Like the Wind

Time: 1 hours 45 minutes
Distance: 20 miles
Average speed: 12.6 MPH
Weather: WINDY
Ride Rating: 3/5

I wanted to do some flat/gentle hills riding last night, in order to see about just getting the mileage in for distance, and not worry about speed so much as consistency. After we both got home, we loaded the bikes up onto the car, and drove to Cherry Creek State Park. First of all, neither of us had ever been there, and had no clue where was the best place to get on the trail, park the car, or anything. So, we headed to a bike shop right next to the park, which happened to have an access trail and let us park our car right there. Since we were there to ride, rather than shop, that was quite nice of them. I’ll have to make a point to check them out next time I’m around that area as a thank you (since I can’t seem to ever walk into a bike shop without spending at least $100).

We got on the bikes, and headed into the park. Since this was our first time, we also didn’t know anything about the trails. There are many many many trails in Cherry Creek State Park….but not all of them are suitable for road bikes. I had tried to plan ahead by looking at the trails map, but that was still quite confusing without being on the ground and having a sense of the space. So, we just hopped on our bikes and went in for the ride.

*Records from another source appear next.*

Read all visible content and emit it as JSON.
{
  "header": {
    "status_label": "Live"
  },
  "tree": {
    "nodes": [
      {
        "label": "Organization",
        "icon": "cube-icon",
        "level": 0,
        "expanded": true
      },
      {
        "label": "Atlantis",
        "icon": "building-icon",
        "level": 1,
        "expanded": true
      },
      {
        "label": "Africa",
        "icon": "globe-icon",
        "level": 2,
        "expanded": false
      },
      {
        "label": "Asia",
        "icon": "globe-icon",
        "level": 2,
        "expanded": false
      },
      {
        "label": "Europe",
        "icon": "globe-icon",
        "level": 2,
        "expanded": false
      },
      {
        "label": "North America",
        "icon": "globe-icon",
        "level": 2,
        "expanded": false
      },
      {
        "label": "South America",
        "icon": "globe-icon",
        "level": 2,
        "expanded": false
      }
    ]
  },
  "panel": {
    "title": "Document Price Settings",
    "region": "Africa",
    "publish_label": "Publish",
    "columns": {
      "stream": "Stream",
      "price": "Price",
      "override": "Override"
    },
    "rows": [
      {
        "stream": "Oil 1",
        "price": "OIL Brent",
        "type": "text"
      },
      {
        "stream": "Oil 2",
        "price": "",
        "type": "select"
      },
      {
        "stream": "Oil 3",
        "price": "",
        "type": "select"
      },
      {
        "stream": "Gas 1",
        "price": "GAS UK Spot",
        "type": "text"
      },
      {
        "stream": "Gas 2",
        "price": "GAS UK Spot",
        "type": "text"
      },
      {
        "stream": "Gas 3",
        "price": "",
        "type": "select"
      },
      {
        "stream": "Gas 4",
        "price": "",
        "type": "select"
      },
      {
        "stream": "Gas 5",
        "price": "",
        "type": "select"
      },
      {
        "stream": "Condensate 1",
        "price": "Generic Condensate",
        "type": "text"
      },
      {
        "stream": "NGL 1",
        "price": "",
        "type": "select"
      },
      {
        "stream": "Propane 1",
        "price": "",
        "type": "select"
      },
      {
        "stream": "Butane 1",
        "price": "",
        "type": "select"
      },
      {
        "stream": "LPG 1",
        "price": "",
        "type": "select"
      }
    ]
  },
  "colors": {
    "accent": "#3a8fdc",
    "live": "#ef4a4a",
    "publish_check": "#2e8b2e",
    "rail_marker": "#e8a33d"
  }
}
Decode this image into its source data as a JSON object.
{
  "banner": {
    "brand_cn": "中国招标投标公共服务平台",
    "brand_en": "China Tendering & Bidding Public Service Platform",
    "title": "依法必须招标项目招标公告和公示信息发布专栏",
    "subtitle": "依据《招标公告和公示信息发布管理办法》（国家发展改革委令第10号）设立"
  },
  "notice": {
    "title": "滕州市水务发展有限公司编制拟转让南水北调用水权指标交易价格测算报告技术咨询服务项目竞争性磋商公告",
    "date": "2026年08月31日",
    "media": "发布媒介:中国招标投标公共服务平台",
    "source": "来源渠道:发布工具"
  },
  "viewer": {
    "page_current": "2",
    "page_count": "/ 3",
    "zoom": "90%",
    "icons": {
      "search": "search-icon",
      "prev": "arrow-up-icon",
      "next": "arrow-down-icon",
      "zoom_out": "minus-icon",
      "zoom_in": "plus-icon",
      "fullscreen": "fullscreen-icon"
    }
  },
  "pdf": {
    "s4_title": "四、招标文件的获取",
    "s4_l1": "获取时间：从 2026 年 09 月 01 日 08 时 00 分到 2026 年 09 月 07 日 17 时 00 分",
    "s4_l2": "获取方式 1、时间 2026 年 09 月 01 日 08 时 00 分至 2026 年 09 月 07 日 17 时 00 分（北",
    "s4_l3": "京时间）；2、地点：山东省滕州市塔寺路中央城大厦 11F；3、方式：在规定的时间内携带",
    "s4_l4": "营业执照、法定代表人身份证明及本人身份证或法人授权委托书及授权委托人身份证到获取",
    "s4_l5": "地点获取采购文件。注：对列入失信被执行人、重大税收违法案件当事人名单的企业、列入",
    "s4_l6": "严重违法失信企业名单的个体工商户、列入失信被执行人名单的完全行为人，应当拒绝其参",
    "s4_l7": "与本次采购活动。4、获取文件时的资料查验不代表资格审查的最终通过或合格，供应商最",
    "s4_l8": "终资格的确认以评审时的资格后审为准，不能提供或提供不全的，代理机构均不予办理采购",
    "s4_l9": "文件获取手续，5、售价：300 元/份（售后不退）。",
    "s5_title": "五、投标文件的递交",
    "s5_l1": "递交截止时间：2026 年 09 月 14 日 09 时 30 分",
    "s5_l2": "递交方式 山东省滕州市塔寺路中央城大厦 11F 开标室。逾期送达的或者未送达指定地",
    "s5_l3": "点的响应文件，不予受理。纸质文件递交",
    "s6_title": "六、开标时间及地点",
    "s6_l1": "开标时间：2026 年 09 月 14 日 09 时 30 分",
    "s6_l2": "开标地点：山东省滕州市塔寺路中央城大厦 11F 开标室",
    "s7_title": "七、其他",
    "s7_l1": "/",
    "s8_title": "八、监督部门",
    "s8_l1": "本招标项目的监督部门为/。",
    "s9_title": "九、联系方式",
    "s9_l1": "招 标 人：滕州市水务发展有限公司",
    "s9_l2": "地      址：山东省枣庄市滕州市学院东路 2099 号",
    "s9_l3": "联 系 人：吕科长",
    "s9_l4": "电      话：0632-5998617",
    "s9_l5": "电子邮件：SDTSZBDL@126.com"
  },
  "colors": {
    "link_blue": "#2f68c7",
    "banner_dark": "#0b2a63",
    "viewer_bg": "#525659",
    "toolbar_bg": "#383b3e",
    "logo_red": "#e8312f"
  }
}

First, it was very difficult to figure out a way all the way around the dam while staying in the park, so we ended up doing 3/4 loops back and forth. Second, due to the doubts about the path, the stops and starts, and the strange turns, we also ended up going a lot slower than we wanted to, and covering less distance than I had wanted to get for the evening. And third…the wind.

God. The wind. It was a steady 25 MPH with gusts up to 35 MPH, and it was variable in direction, so you would be plugging along with a nice tailwind for a while, then suddenly a headwind would bear down and you, and your 25 MPH pace would grind to a mind-numbing 9 MPH. I am not even kidding. I had no strength for this fight. And after about 45 minutes of confusion, disorientation, very bumpy roads, and the non-stop pressure from the wind, I was even more cranky than I had been at the beginning of the ride. I had wanted to ride a moderately fast pace for a constant level of exercise and see if I could get in 45 miles. That wasn’t happening at all.

At that point, though, I had a choice. I could quit. I could be miserable and push on. Or, I could just accept that this was not the ride I had planned, but it was still a ride. I went with the latter option, and got in another hour. We explored the area, went slower than normal, and yet still were able to get in a few swift runs when blocked from the wind. My max speed was around 29, which is pretty good considering that it was not on a downhill – that was just on a flat…I pushed that speed out.

The lesson here is acceptance. It’s one I need to learn, and will learn over, and over, and over. It’s about acceptance of what your body can do, what your wallet can do, what your mind can do, and what your heart can do. My body was not able to overpower the wind last night. So I didn’t fight it. My body can only hold crow pose for about 30 seconds before I start to weaken and lose my balance. My knees can’t always handle 3 1/2″ heels for a full day with lots of stair climbing. These are things I have to accept. They won’t always be true, or maybe they will. I have the ability to try to change them, either by making the work/yoga/cycling/physical therapy a priority, or I can say “My existence doesn’t rest on my ability to do X.”

I’m going to work on the acceptance part, because my personality has always been “go big or go home.” This had led to risk taking that is sometimes good (grad school!) and risk taking that is bad (jumping a railing on roller blades and crashing, with a busted knee as a result) and sometimes, not even taking a risk, but staying in one place to be so steadfast and with a level of patience that would even wear a saint out, or melt a glacier. In some says, I just have to say “This is not the way I expected things to be, but this is the way things are now.” And that is ok.